In one word, sick.
Louisiana maternal and infant mortality rates are not acceptable in the age of "modern" medicine.
In medicine, doctors train to identify disease and then treat it. We need to shift our focus and our money toward investing in the prevention of disease. A natural place to begin is with the health of expectant mothers and the children in their wombs.?
Obstetricians welcome expectant mothers into their practice with the hope and optimism of bringing new life into this world. At birth, the pediatrician assumes the medical care of the baby, again with hope and optimism for the child’s future.
Sadly, today, in Louisiana, physicians look into the eyes of their patients and see despair, not hope. Those caring for expectant mothers see women suffering adverse events during the most crucial time in their developing child’s life. Adverse events such as abject poverty, food and housing insecurity, depression, substance use, domestic violence and addiction all negatively impact the developing fetus.
These social determinants of health are devastating to the hope and promise of a healthy-term newborn. Science now tells us a prenatal environment such as the one described above is more likely to produce an unhealthy newborn. Today, too many babies are born with neonatal abstinence syndrome (addicted to drugs at birth), prematurity, congenital syphilis and other diseases.?
Louisiana can and must do better.
We have elected a new governor. He will have the same party affiliation as most state legislators. They have the opportunity to change the trajectory of our expectant mothers and their soon-to-be-born children. With the executive and legislative branches of Louisiana’s government being in lock-step, they can more easily unite, without divisiveness, to strengthen our collective future, especially for the newborn babies we all cherish.
To help reduce maternal and infant mortality while improving maternal infant health, we need to distribute Medicaid dollars differently such that we address the social determinants of health (SDOH), defined as the conditions in the environments where people are born, live, learn, work, play, worship and age that affect a wide range of health, functioning and quality of life outcomes and risks.

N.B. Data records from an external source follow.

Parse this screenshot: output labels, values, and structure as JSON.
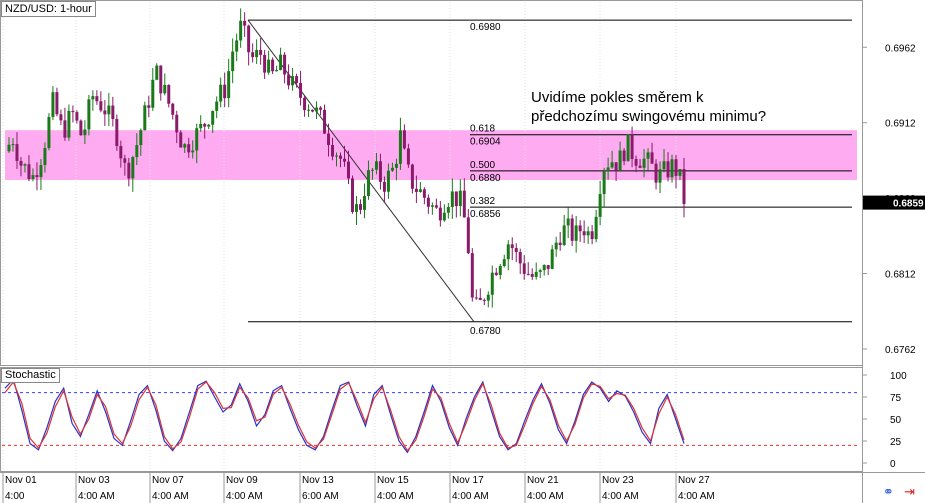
{
  "chart_data": [
    {
      "type": "candlestick",
      "title": "NZD/USD: 1-hour",
      "ylim": [
        0.6752,
        0.6992
      ],
      "y_ticks": [
        "0.6962",
        "0.6912",
        "0.6862",
        "0.6812",
        "0.6762"
      ],
      "y_tick_values": [
        0.6962,
        0.6912,
        0.6862,
        0.6812,
        0.6762
      ],
      "current_price": "0.6859",
      "current_value": 0.6859,
      "x_ticks_row1": [
        "Nov 01",
        "Nov 03",
        "Nov 07",
        "Nov 09",
        "Nov 13",
        "Nov 15",
        "Nov 17",
        "Nov 21",
        "Nov 23",
        "Nov 27"
      ],
      "x_ticks_row2": [
        "4:00",
        "4:00 AM",
        "4:00 AM",
        "4:00 AM",
        "6:00 AM",
        "4:00 AM",
        "4:00 AM",
        "4:00 AM",
        "4:00 AM",
        "4:00 AM"
      ],
      "colors": {
        "up": "#1a7a1a",
        "down": "#8a1a6a",
        "zone": "#ff9cf0"
      },
      "fibonacci": {
        "high": "0.6980",
        "low": "0.6780",
        "high_value": 0.698,
        "low_value": 0.678,
        "levels": [
          {
            "ratio": "0.618",
            "price": "0.6904",
            "value": 0.6904
          },
          {
            "ratio": "0.500",
            "price": "0.6880",
            "value": 0.688
          },
          {
            "ratio": "0.382",
            "price": "0.6856",
            "value": 0.6856
          }
        ]
      },
      "resistance_zone": [
        0.6874,
        0.6907
      ],
      "annotation": [
        "Uvidíme pokles směrem k",
        "předchozímu swingovému minimu?"
      ],
      "path": [
        [
          0,
          0.6893
        ],
        [
          8,
          0.6902
        ],
        [
          16,
          0.6885
        ],
        [
          28,
          0.6876
        ],
        [
          38,
          0.6893
        ],
        [
          48,
          0.6925
        ],
        [
          58,
          0.6906
        ],
        [
          68,
          0.6918
        ],
        [
          78,
          0.6902
        ],
        [
          88,
          0.693
        ],
        [
          100,
          0.6922
        ],
        [
          112,
          0.6906
        ],
        [
          122,
          0.6878
        ],
        [
          132,
          0.6896
        ],
        [
          142,
          0.692
        ],
        [
          152,
          0.6946
        ],
        [
          162,
          0.693
        ],
        [
          172,
          0.6912
        ],
        [
          180,
          0.6895
        ],
        [
          190,
          0.6902
        ],
        [
          200,
          0.691
        ],
        [
          210,
          0.6924
        ],
        [
          222,
          0.6935
        ],
        [
          230,
          0.6962
        ],
        [
          238,
          0.6976
        ],
        [
          248,
          0.6954
        ],
        [
          258,
          0.6958
        ],
        [
          268,
          0.6942
        ],
        [
          278,
          0.695
        ],
        [
          290,
          0.6936
        ],
        [
          300,
          0.6928
        ],
        [
          310,
          0.6922
        ],
        [
          320,
          0.6912
        ],
        [
          330,
          0.6897
        ],
        [
          340,
          0.6886
        ],
        [
          348,
          0.6862
        ],
        [
          356,
          0.6852
        ],
        [
          364,
          0.6874
        ],
        [
          372,
          0.6881
        ],
        [
          382,
          0.6872
        ],
        [
          392,
          0.6882
        ],
        [
          398,
          0.6904
        ],
        [
          405,
          0.688
        ],
        [
          412,
          0.687
        ],
        [
          420,
          0.6865
        ],
        [
          428,
          0.6858
        ],
        [
          436,
          0.6852
        ],
        [
          444,
          0.6862
        ],
        [
          452,
          0.6864
        ],
        [
          460,
          0.6858
        ],
        [
          466,
          0.6836
        ],
        [
          470,
          0.6795
        ],
        [
          476,
          0.6787
        ],
        [
          484,
          0.68
        ],
        [
          492,
          0.6814
        ],
        [
          500,
          0.6824
        ],
        [
          508,
          0.6834
        ],
        [
          516,
          0.6822
        ],
        [
          526,
          0.6813
        ],
        [
          534,
          0.6808
        ],
        [
          542,
          0.6812
        ],
        [
          550,
          0.6822
        ],
        [
          558,
          0.6838
        ],
        [
          566,
          0.6842
        ],
        [
          574,
          0.6836
        ],
        [
          582,
          0.6844
        ],
        [
          590,
          0.6836
        ],
        [
          596,
          0.6858
        ],
        [
          602,
          0.6883
        ],
        [
          610,
          0.6888
        ],
        [
          618,
          0.6885
        ],
        [
          626,
          0.6898
        ],
        [
          634,
          0.689
        ],
        [
          642,
          0.6888
        ],
        [
          650,
          0.6884
        ],
        [
          658,
          0.6876
        ],
        [
          666,
          0.688
        ],
        [
          674,
          0.6884
        ],
        [
          680,
          0.6874
        ],
        [
          684,
          0.6861
        ]
      ]
    },
    {
      "type": "line",
      "title": "Stochastic",
      "ylim": [
        0,
        100
      ],
      "y_ticks": [
        "100",
        "75",
        "50",
        "25",
        "0"
      ],
      "y_tick_values": [
        100,
        75,
        50,
        25,
        0
      ],
      "levels": [
        80,
        20
      ],
      "series": [
        {
          "color": "#2a33cc",
          "values": [
            85,
            95,
            60,
            22,
            15,
            40,
            70,
            85,
            45,
            30,
            55,
            82,
            58,
            28,
            20,
            48,
            78,
            88,
            60,
            25,
            14,
            28,
            58,
            88,
            93,
            75,
            58,
            66,
            90,
            70,
            42,
            55,
            82,
            88,
            62,
            38,
            20,
            15,
            30,
            60,
            88,
            92,
            65,
            42,
            78,
            88,
            55,
            25,
            12,
            30,
            58,
            88,
            70,
            40,
            20,
            50,
            75,
            92,
            60,
            30,
            15,
            22,
            48,
            72,
            90,
            68,
            38,
            22,
            48,
            78,
            92,
            85,
            70,
            82,
            76,
            58,
            35,
            22,
            62,
            78,
            50,
            22
          ]
        },
        {
          "color": "#dd3333",
          "values": [
            80,
            92,
            68,
            28,
            17,
            34,
            64,
            82,
            52,
            33,
            50,
            78,
            64,
            33,
            22,
            42,
            72,
            86,
            66,
            30,
            16,
            24,
            52,
            84,
            92,
            80,
            62,
            63,
            86,
            74,
            48,
            52,
            78,
            86,
            67,
            43,
            24,
            17,
            27,
            55,
            84,
            91,
            70,
            46,
            73,
            86,
            60,
            30,
            14,
            26,
            53,
            84,
            74,
            45,
            23,
            45,
            71,
            90,
            66,
            34,
            17,
            20,
            43,
            68,
            87,
            72,
            43,
            25,
            44,
            74,
            90,
            87,
            73,
            79,
            77,
            62,
            40,
            25,
            56,
            75,
            55,
            26
          ]
        }
      ]
    }
  ]
}
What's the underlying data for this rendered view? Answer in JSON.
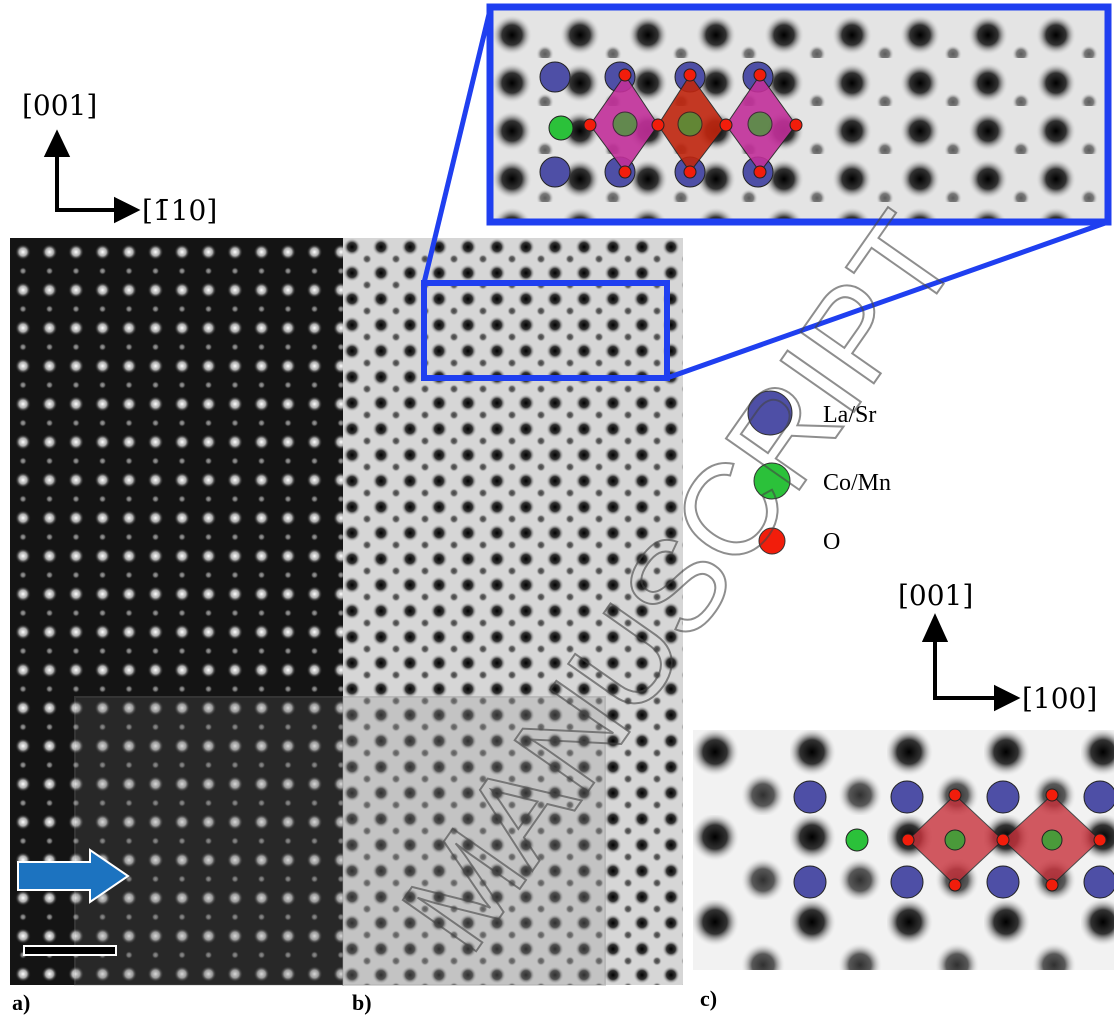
{
  "axes_top": {
    "vertical": "[001]",
    "horizontal": "[1̄10]"
  },
  "panel_a": {
    "label": "a)"
  },
  "panel_b": {
    "label": "b)"
  },
  "panel_c": {
    "label": "c)",
    "axes": {
      "vertical": "[001]",
      "horizontal": "[100]"
    }
  },
  "legend": [
    {
      "label": "La/Sr"
    },
    {
      "label": "Co/Mn"
    },
    {
      "label": "O"
    }
  ],
  "watermark": "MANUSCRIPT"
}
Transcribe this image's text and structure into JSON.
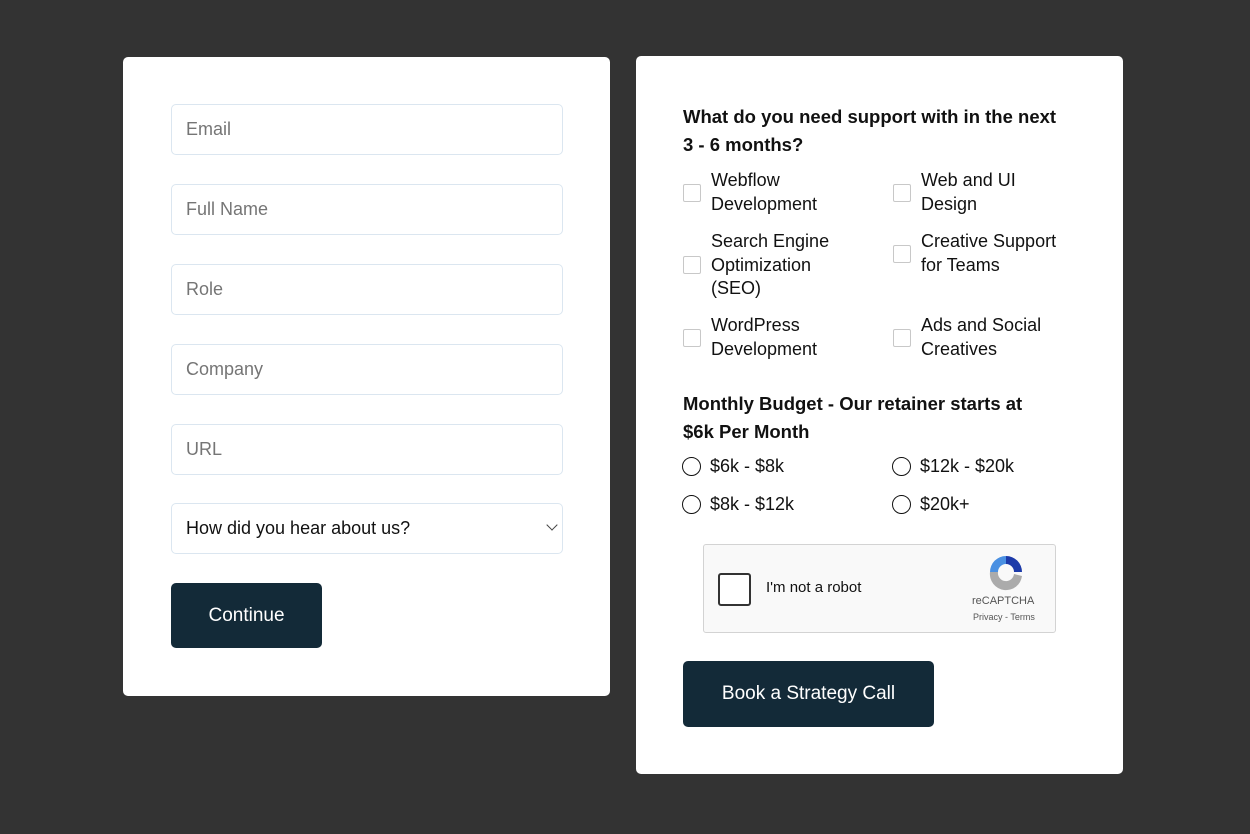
{
  "left_form": {
    "fields": [
      {
        "placeholder": "Email"
      },
      {
        "placeholder": "Full Name"
      },
      {
        "placeholder": "Role"
      },
      {
        "placeholder": "Company"
      },
      {
        "placeholder": "URL"
      }
    ],
    "referral_select": {
      "value": "How did you hear about us?"
    },
    "continue_label": "Continue"
  },
  "right_form": {
    "support_heading_line1": "What do you need support with in the next",
    "support_heading_line2": "3 - 6 months?",
    "support_options": [
      {
        "line1": "Webflow",
        "line2": "Development",
        "checked": false
      },
      {
        "line1": "Web and UI",
        "line2": "Design",
        "checked": false
      },
      {
        "line1": "Search Engine",
        "line2": "Optimization",
        "line3": "(SEO)",
        "checked": false
      },
      {
        "line1": "Creative Support",
        "line2": "for Teams",
        "checked": false
      },
      {
        "line1": "WordPress",
        "line2": "Development",
        "checked": false
      },
      {
        "line1": "Ads and Social",
        "line2": "Creatives",
        "checked": false
      }
    ],
    "budget_heading_line1": "Monthly Budget - Our retainer starts at",
    "budget_heading_line2": "$6k Per Month",
    "budget_options": [
      {
        "label": "$6k - $8k",
        "selected": false
      },
      {
        "label": "$12k - $20k",
        "selected": false
      },
      {
        "label": "$8k - $12k",
        "selected": false
      },
      {
        "label": "$20k+",
        "selected": false
      }
    ],
    "recaptcha": {
      "label": "I'm not a robot",
      "brand": "reCAPTCHA",
      "privacy": "Privacy",
      "sep": " - ",
      "terms": "Terms"
    },
    "submit_label": "Book a Strategy Call"
  },
  "colors": {
    "background": "#333333",
    "button": "#132a38",
    "input_border": "#dbe6f0"
  }
}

One domain of SDOH is health care access and quality. The health professionals caring for the most vulnerable women and children, those insured by Medicaid, are poorly paid for the care they provide. For poor families to have equal access to quality health care, medical professionals need fair reimbursement, comparable to Medicare or commercial insurance.
The Medicaid-to-Medicare fee index measures physician fees relative to Medicare fees in each state. The MMFI is a computed ratio of the Medicaid fee for each service in each state to the Medicare fee for the same services. The 2019 MMFI ranking for Louisiana for primary care is 31st and for obstetrical care, 41st. For comparison, Mississippi’s MMFI rankings for primary care and obstetrical care are 8th and 23rd respectively. Investing in the maternal child health professional’s fee structure will improve true access and quality care for women and children. More access to care for expectant mothers means more prenatal care, behavioral health care, addiction treatment, nutritional services and counseling, thus producing disease-free, healthier, less costly newborns.
Research from Nobel laureate economist James Heckman demonstrates the single best investment we can make is in the minds of our developing children, especially from the prenatal period through the child’s fifth birthday.
Investing in maternal child health professionals is crucial to improving access and outcomes. The return on investing in maternal child health outperforms Wall Street every day.
Our state elected officials are working on next year’s budget. Louisiana is flush with dollars to invest in our state’s future.
I am hopeful each of us will convince our elected leaders to invest in a way that shines a light of hope upon our mothers and children, and the professionals caring for them.
The health of Louisiana and her children are dependent upon our actions.
Stewart T. Gordon, M.D., is a Baton Rouge pediatrician.